In between these there are other things to do such as looking at histology, extracting RNA or doing IHC. There is also a bit of mouse administration and colony management. There are also meetings scattered throughout the week in the form of internal and external seminars, external collaborator meetings, lab meetings, and progress meetings. It is quite nice that there are a variety of activities you can do, and your week quickly fills up.
What has it been like so far? What have you found challenging?
It has been good so far. I can see the future direction of my work. My lab group is great with really experienced researchers. It is also one of the biggest mouse groups in the UK. It is an exciting atmosphere and bring lots of opportunities. The biggest challenge I found was going from a position of being quite knowledgeable and useful in a clinical setting to having to learn a brand new set of skills and being pretty useless in a lab setting. I had never done any work like I’m doing now. However, you learn how to do things pretty quick when you ask questions and there are supportive people willing to teach. It is a bit of a learning curve and I think if you speak to most people they will say it takes about 6 months just to find your feet.
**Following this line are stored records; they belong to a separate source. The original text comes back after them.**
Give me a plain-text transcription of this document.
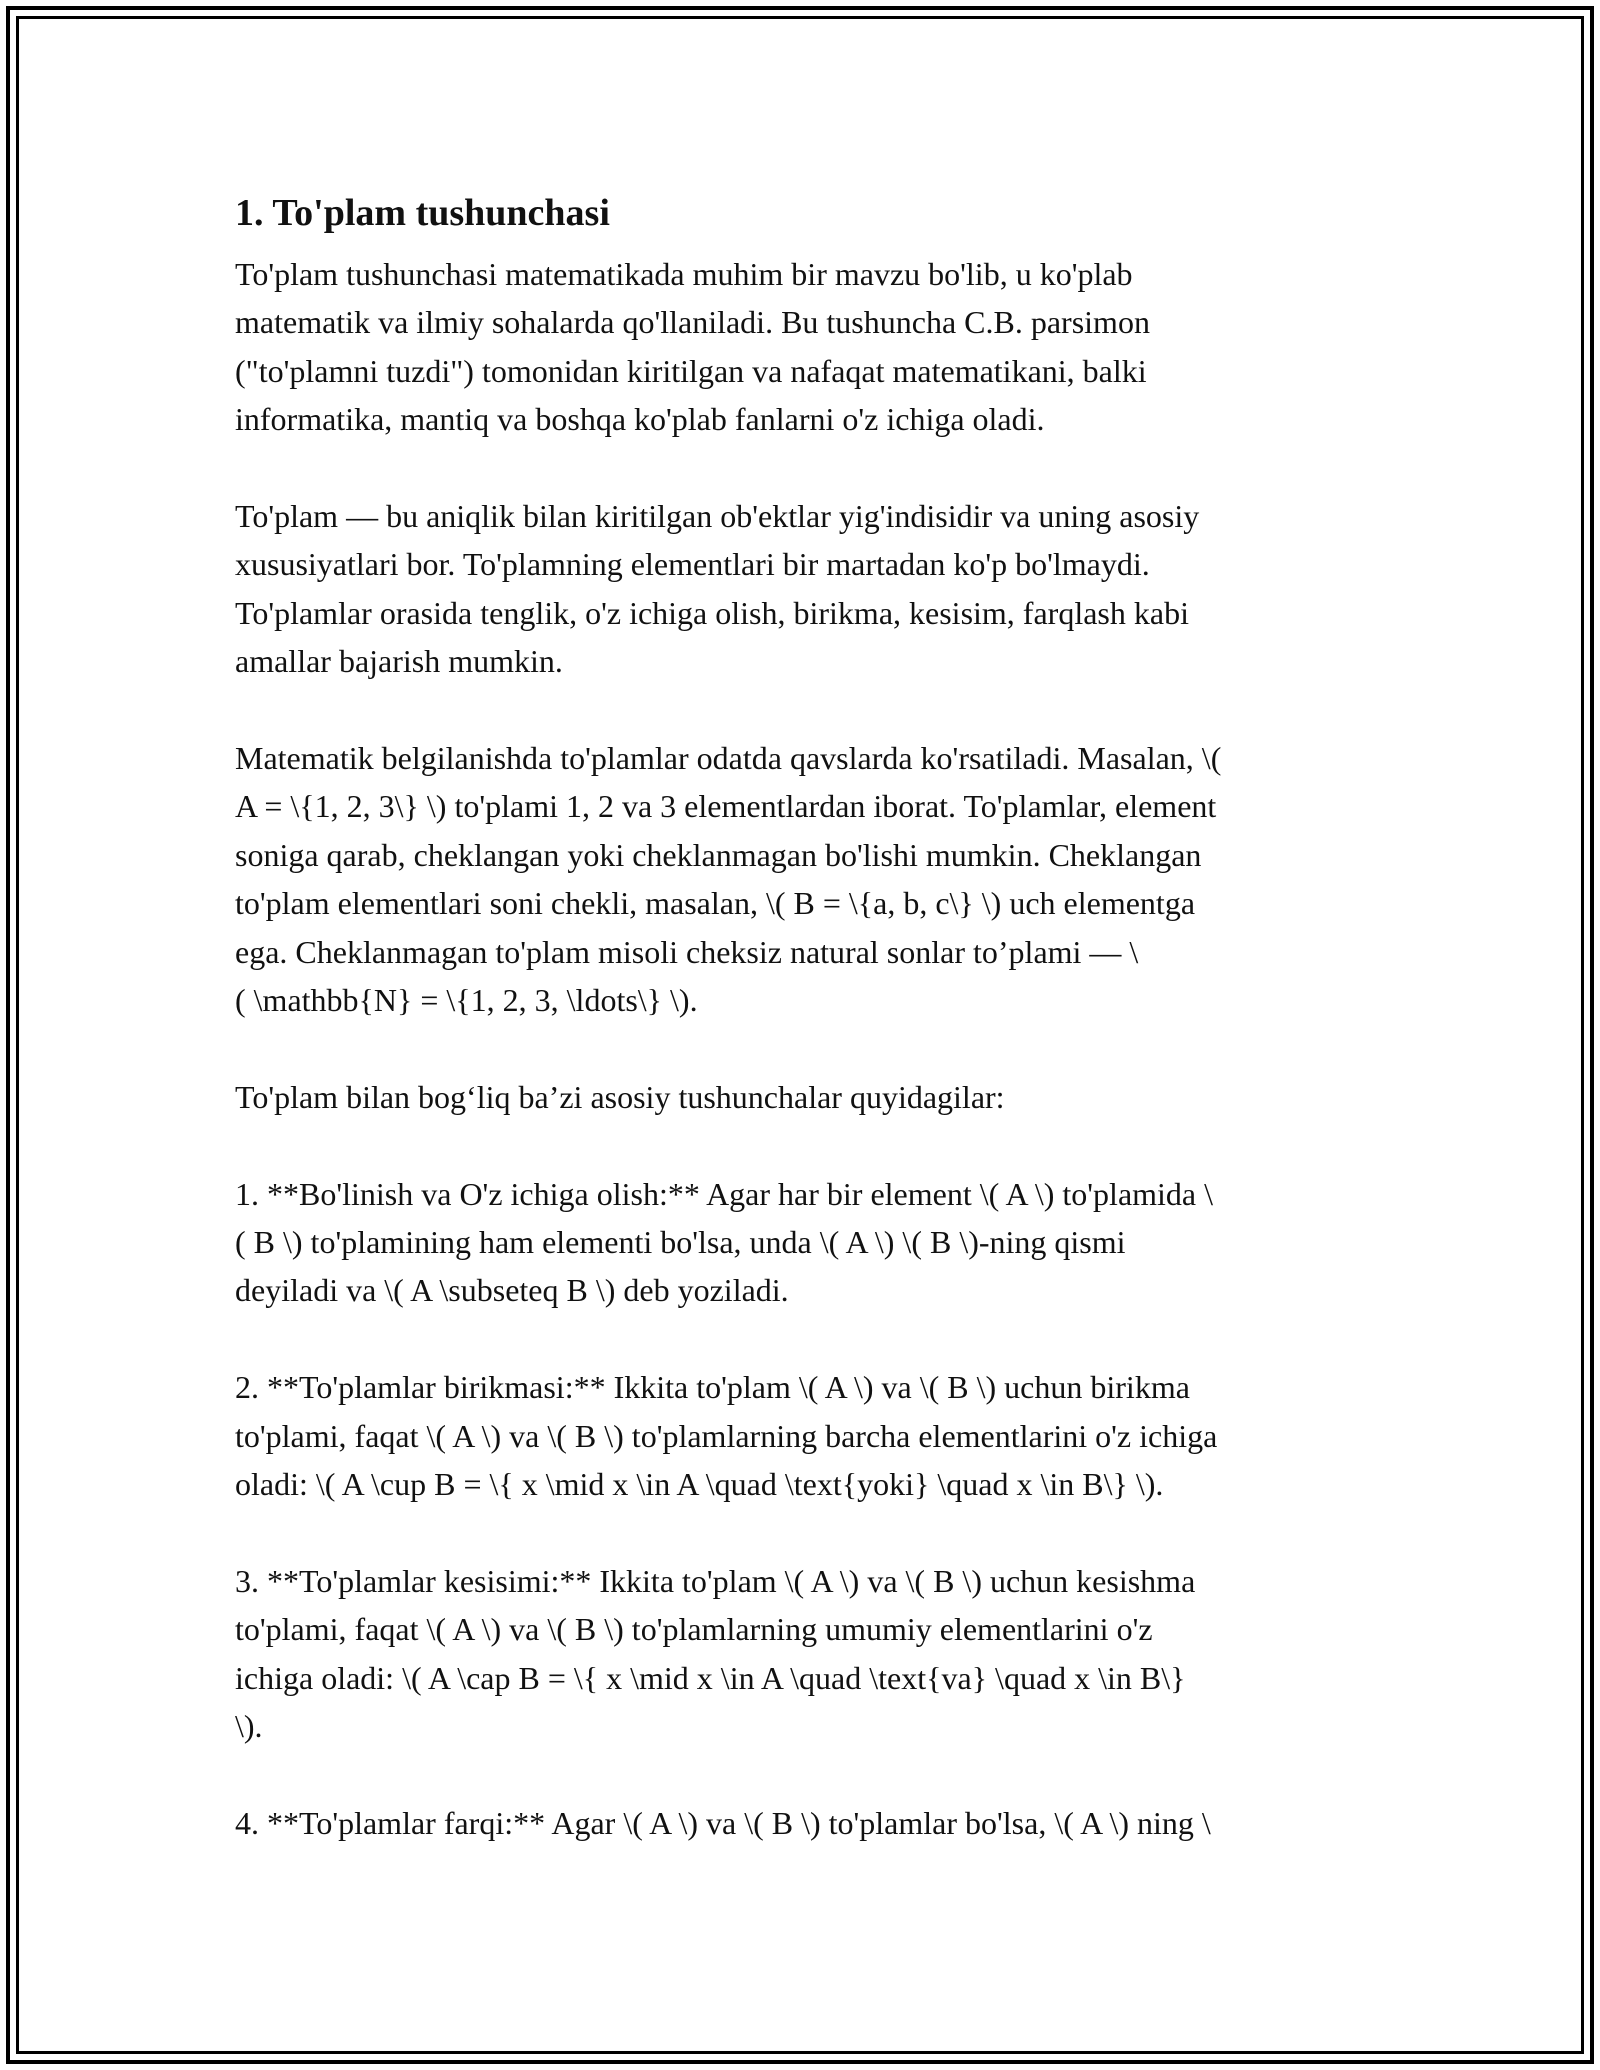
1. To'plam tushunchasi

To'plam tushunchasi matematikada muhim bir mavzu bo'lib, u ko'plab
matematik va ilmiy sohalarda qo'llaniladi. Bu tushuncha C.B. parsimon
("to'plamni tuzdi") tomonidan kiritilgan va nafaqat matematikani, balki
informatika, mantiq va boshqa ko'plab fanlarni o'z ichiga oladi.

To'plam — bu aniqlik bilan kiritilgan ob'ektlar yig'indisidir va uning asosiy
xususiyatlari bor. To'plamning elementlari bir martadan ko'p bo'lmaydi.
To'plamlar orasida tenglik, o'z ichiga olish, birikma, kesisim, farqlash kabi
amallar bajarish mumkin.

Matematik belgilanishda to'plamlar odatda qavslarda ko'rsatiladi. Masalan, \(
A = \{1, 2, 3\} \) to'plami 1, 2 va 3 elementlardan iborat. To'plamlar, element
soniga qarab, cheklangan yoki cheklanmagan bo'lishi mumkin. Cheklangan
to'plam elementlari soni chekli, masalan, \( B = \{a, b, c\} \) uch elementga
ega. Cheklanmagan to'plam misoli cheksiz natural sonlar to’plami — \
( \mathbb{N} = \{1, 2, 3, \ldots\} \).

To'plam bilan bog‘liq ba’zi asosiy tushunchalar quyidagilar:

1. **Bo'linish va O'z ichiga olish:** Agar har bir element \( A \) to'plamida \
( B \) to'plamining ham elementi bo'lsa, unda \( A \) \( B \)-ning qismi
deyiladi va \( A \subseteq B \) deb yoziladi.

2. **To'plamlar birikmasi:** Ikkita to'plam \( A \) va \( B \) uchun birikma
to'plami, faqat \( A \) va \( B \) to'plamlarning barcha elementlarini o'z ichiga
oladi: \( A \cup B = \{ x \mid x \in A \quad \text{yoki} \quad x \in B\} \).

3. **To'plamlar kesisimi:** Ikkita to'plam \( A \) va \( B \) uchun kesishma
to'plami, faqat \( A \) va \( B \) to'plamlarning umumiy elementlarini o'z
ichiga oladi: \( A \cap B = \{ x \mid x \in A \quad \text{va} \quad x \in B\}
\).

4. **To'plamlar farqi:** Agar \( A \) va \( B \) to'plamlar bo'lsa, \( A \) ning \
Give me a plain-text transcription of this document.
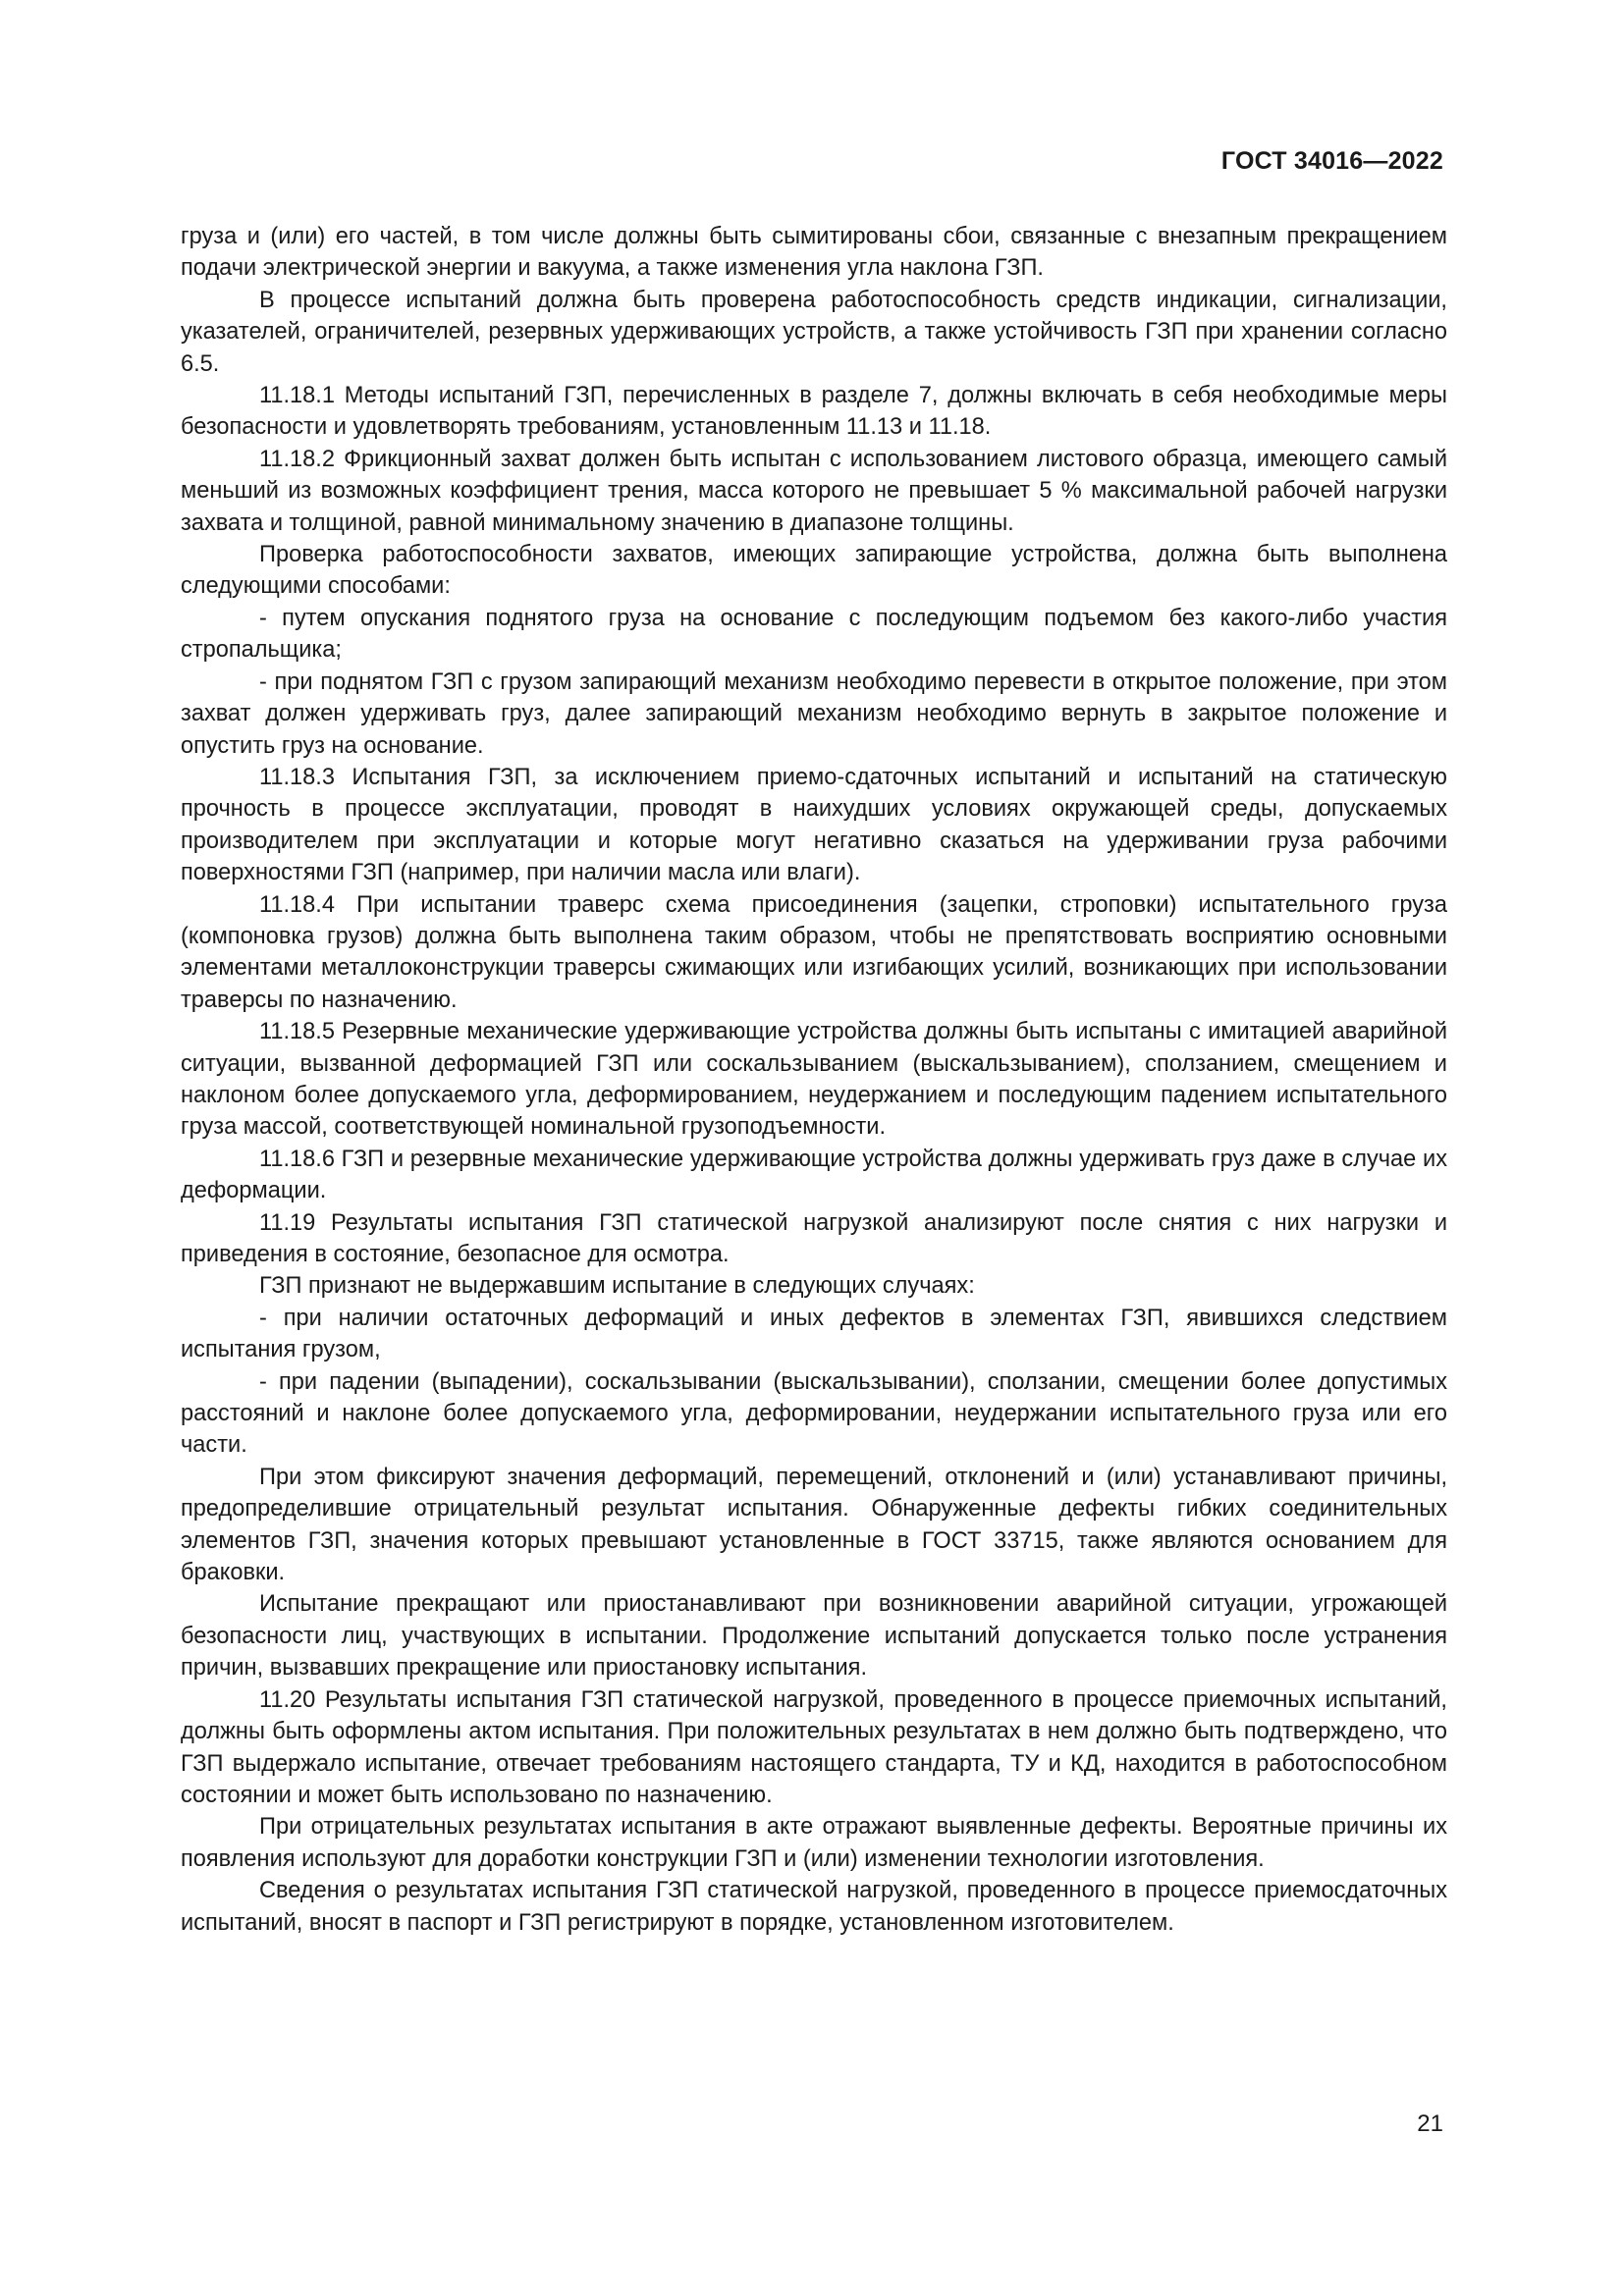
ГОСТ 34016—2022

груза и (или) его частей, в том числе должны быть сымитированы сбои, связанные с внезапным прекращением подачи электрической энергии и вакуума, а также изменения угла наклона ГЗП.

В процессе испытаний должна быть проверена работоспособность средств индикации, сигнализации, указателей, ограничителей, резервных удерживающих устройств, а также устойчивость ГЗП при хранении согласно 6.5.

11.18.1 Методы испытаний ГЗП, перечисленных в разделе 7, должны включать в себя необходимые меры безопасности и удовлетворять требованиям, установленным 11.13 и 11.18.

11.18.2 Фрикционный захват должен быть испытан с использованием листового образца, имеющего самый меньший из возможных коэффициент трения, масса которого не превышает 5 % максимальной рабочей нагрузки захвата и толщиной, равной минимальному значению в диапазоне толщины.

Проверка работоспособности захватов, имеющих запирающие устройства, должна быть выполнена следующими способами:

- путем опускания поднятого груза на основание с последующим подъемом без какого-либо участия стропальщика;

- при поднятом ГЗП с грузом запирающий механизм необходимо перевести в открытое положение, при этом захват должен удерживать груз, далее запирающий механизм необходимо вернуть в закрытое положение и опустить груз на основание.

11.18.3 Испытания ГЗП, за исключением приемо-сдаточных испытаний и испытаний на статическую прочность в процессе эксплуатации, проводят в наихудших условиях окружающей среды, допускаемых производителем при эксплуатации и которые могут негативно сказаться на удерживании груза рабочими поверхностями ГЗП (например, при наличии масла или влаги).

11.18.4 При испытании траверс схема присоединения (зацепки, строповки) испытательного груза (компоновка грузов) должна быть выполнена таким образом, чтобы не препятствовать восприятию основными элементами металлоконструкции траверсы сжимающих или изгибающих усилий, возникающих при использовании траверсы по назначению.

11.18.5 Резервные механические удерживающие устройства должны быть испытаны с имитацией аварийной ситуации, вызванной деформацией ГЗП или соскальзыванием (выскальзыванием), сползанием, смещением и наклоном более допускаемого угла, деформированием, неудержанием и последующим падением испытательного груза массой, соответствующей номинальной грузоподъемности.

11.18.6 ГЗП и резервные механические удерживающие устройства должны удерживать груз даже в случае их деформации.

11.19 Результаты испытания ГЗП статической нагрузкой анализируют после снятия с них нагрузки и приведения в состояние, безопасное для осмотра.

ГЗП признают не выдержавшим испытание в следующих случаях:

- при наличии остаточных деформаций и иных дефектов в элементах ГЗП, явившихся следствием испытания грузом,

- при падении (выпадении), соскальзывании (выскальзывании), сползании, смещении более допустимых расстояний и наклоне более допускаемого угла, деформировании, неудержании испытательного груза или его части.

При этом фиксируют значения деформаций, перемещений, отклонений и (или) устанавливают причины, предопределившие отрицательный результат испытания. Обнаруженные дефекты гибких соединительных элементов ГЗП, значения которых превышают установленные в ГОСТ 33715, также являются основанием для браковки.

Испытание прекращают или приостанавливают при возникновении аварийной ситуации, угрожающей безопасности лиц, участвующих в испытании. Продолжение испытаний допускается только после устранения причин, вызвавших прекращение или приостановку испытания.

11.20 Результаты испытания ГЗП статической нагрузкой, проведенного в процессе приемочных испытаний, должны быть оформлены актом испытания. При положительных результатах в нем должно быть подтверждено, что ГЗП выдержало испытание, отвечает требованиям настоящего стандарта, ТУ и КД, находится в работоспособном состоянии и может быть использовано по назначению.

При отрицательных результатах испытания в акте отражают выявленные дефекты. Вероятные причины их появления используют для доработки конструкции ГЗП и (или) изменении технологии изготовления.

Сведения о результатах испытания ГЗП статической нагрузкой, проведенного в процессе приемосдаточных испытаний, вносят в паспорт и ГЗП регистрируют в порядке, установленном изготовителем.

21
How much clinical work are you doing?
Again COVID changed how much clinical commitments I am currently doing. Prior to COVID, I did one clinic a week. Then in April I returned to support NHS service for four months and restarted my studies in October. Since coming back I haven’t done clinic but will pick this back up in the New Year. I have also continued to be on the out of hours on call oncology SPR rota throughout.
What advice would you give to someone interested in a CRTF?
The Beatson Institute is an amazing place to work. There is proper world leading science being done and so is an exciting place to do a PhD. I’d recommend looking at supervisors and projects here as you are very well supported. Like I mentioned, for me it was all about the project so speak to potential supervisors about projects as they are all happy to chat. If you are not sure if you want to do a period of research, speak to clinicians who have done it about their experiences. Overall, I would recommend pursuing a CRTF at the Beatson Institute.